Wasted women, Sigrid Combüchen

I don´t know how to illustrate this post. I can´t forever take pictures of my e-book reader, can I? What I have read over the Christmas holiday is Sigrid Combüchen´s "Spill" ("Waste" in English, but as far as I can find out, it has not been translated. Yet.) Combüchen recieved this year´s August-prize for it, and well deserved, I think.

Combüchen calls "Spill" a "lady´s novel" and she defines it herself in the novel as a story about clothes, jewellery, beauty and illusions of love and that every girl has the right to be a princess one day of her life. Ok. It´s a story about a novelist, Sigrid Combüchen, who starts a correspondence with one of her readers and then is inspired to write this person´s story as a novel. The protagonist, Hedda, is a young girl of nineteen, twenty. It is the 1930´s and she has finished school with excellent grades, straight A´s. However, the family funds (her mother´s inheritance, most of which the father has wasted) are invested in the oldest son, who is studying to become a doctor, and she is expected to keep house for her sick father, sick younger brother and worn-out mother while her other older brother tries for a career in film.

To "save" Hedda from this fate, her grandmother pays for her to go to Stockholm and learn sewing at a fashion house. These are skills not considered "wasted" on girls, apparently. I won´t give more away, in case you want to read it. (I urge you to want to.)

So yes, the novel is about clothes (sewing), it is about jewellery (a few rings plays a big role in the story), beauty (she is one), illusions of love (there´s a lot about why and how couples end up married), and the right to be a princess one day in one´s life (a disappointment, you´ll see).
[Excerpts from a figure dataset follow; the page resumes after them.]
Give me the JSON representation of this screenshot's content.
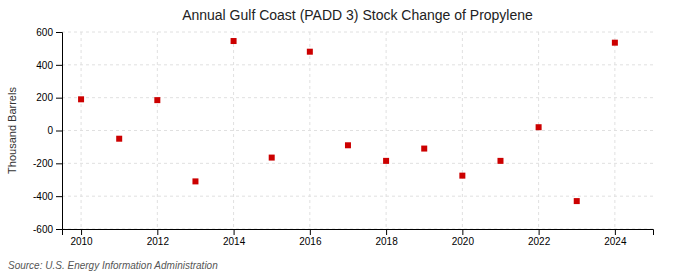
{
  "chart_data": {
    "type": "scatter",
    "title": "Annual Gulf Coast (PADD 3) Stock Change of Propylene",
    "ylabel": "Thousand Barrels",
    "annotations": [
      "Source: U.S. Energy Information Administration"
    ],
    "x": [
      2010,
      2011,
      2012,
      2013,
      2014,
      2015,
      2016,
      2017,
      2018,
      2019,
      2020,
      2021,
      2022,
      2023,
      2024
    ],
    "values": [
      190,
      -50,
      185,
      -310,
      545,
      -165,
      480,
      -90,
      -185,
      -110,
      -275,
      -185,
      20,
      -430,
      535
    ],
    "color": "#cc0000",
    "marker": "square",
    "xlim": [
      2009.5,
      2025.0
    ],
    "xticks": [
      2010,
      2012,
      2014,
      2016,
      2018,
      2020,
      2022,
      2024
    ],
    "ylim": [
      -600,
      600
    ],
    "yticks": [
      -600,
      -400,
      -200,
      0,
      200,
      400,
      600
    ],
    "grid": true
  }
}
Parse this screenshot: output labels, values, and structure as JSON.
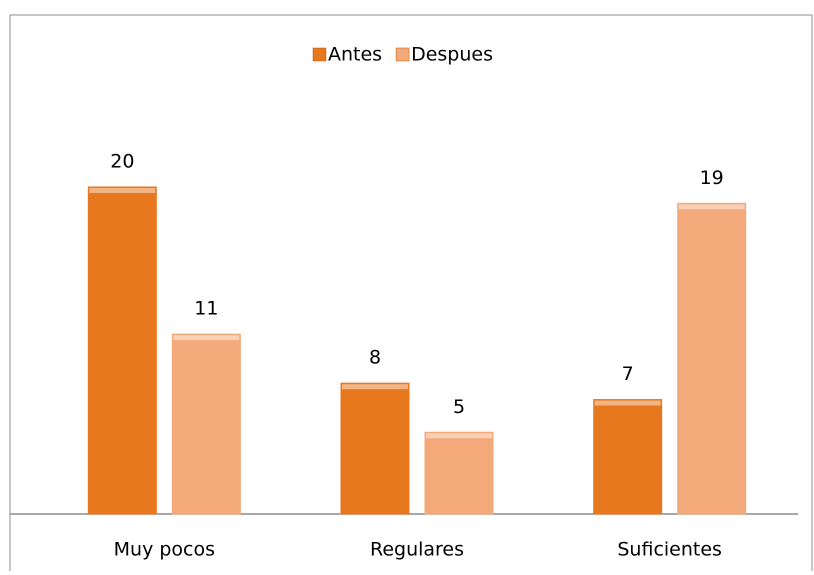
{
  "chart_data": {
    "type": "bar",
    "categories": [
      "Muy pocos",
      "Regulares",
      "Suficientes"
    ],
    "series": [
      {
        "name": "Antes",
        "color": "#e8781e",
        "values": [
          20,
          8,
          7
        ]
      },
      {
        "name": "Despues",
        "color": "#f4a97a",
        "values": [
          11,
          5,
          19
        ]
      }
    ],
    "legend": "top"
  }
}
In between the chapters about Hedda, we read excerpts from the author´s diary and the letters written by the "original" Hedda. And we are invited into the process of creating fiction. What really makes this book great is that it asks questions, rather than telling a finished, closed story. It´s all an illusion, it´s all in the writer´s mind, and this is confirmed with a small gimmick: all the voices, the author´s, the original Hedda and the young Hedda, they all use a lot of English expressions. It´s like the text hasn´t been edited, like it has just flowed from the creator´s mind and all the voices are one and the same. Of course this is deliberate, very considered.

I really enjoyed this book. It´s good, literary fiction, it makes you think while you enjoy a good story. And I imagine most women reading this can identify. Heddas 1930´s dilemma is hardly historical, only a week ago the Swedish Prime Minister said in an interview that Swedish women don´t work (for wages) enough and spend too much time and energy on their homes and families. I´m not sure I think he is right, but I know a lot of (most) women do, and not necessarily out of choice. Just this morning I saw a comic strip commenting the Prime Minister´s statement: a man sits in the sofa in front of the telly and reproaches his wife that she works too hard, while she is taking care of (his) babies and stiring a pot and putting the Christmas ham in the oven, all at the same time while the Christmas tree twinkles in the background.

And whatever the politics of men and women, whatever that, there will always be the needs of children to consider. That is an aspect Combüchen does not deal with in this book, the needs of those Hedda refuses to care for. But, as she says, it´s a "lady´s novel".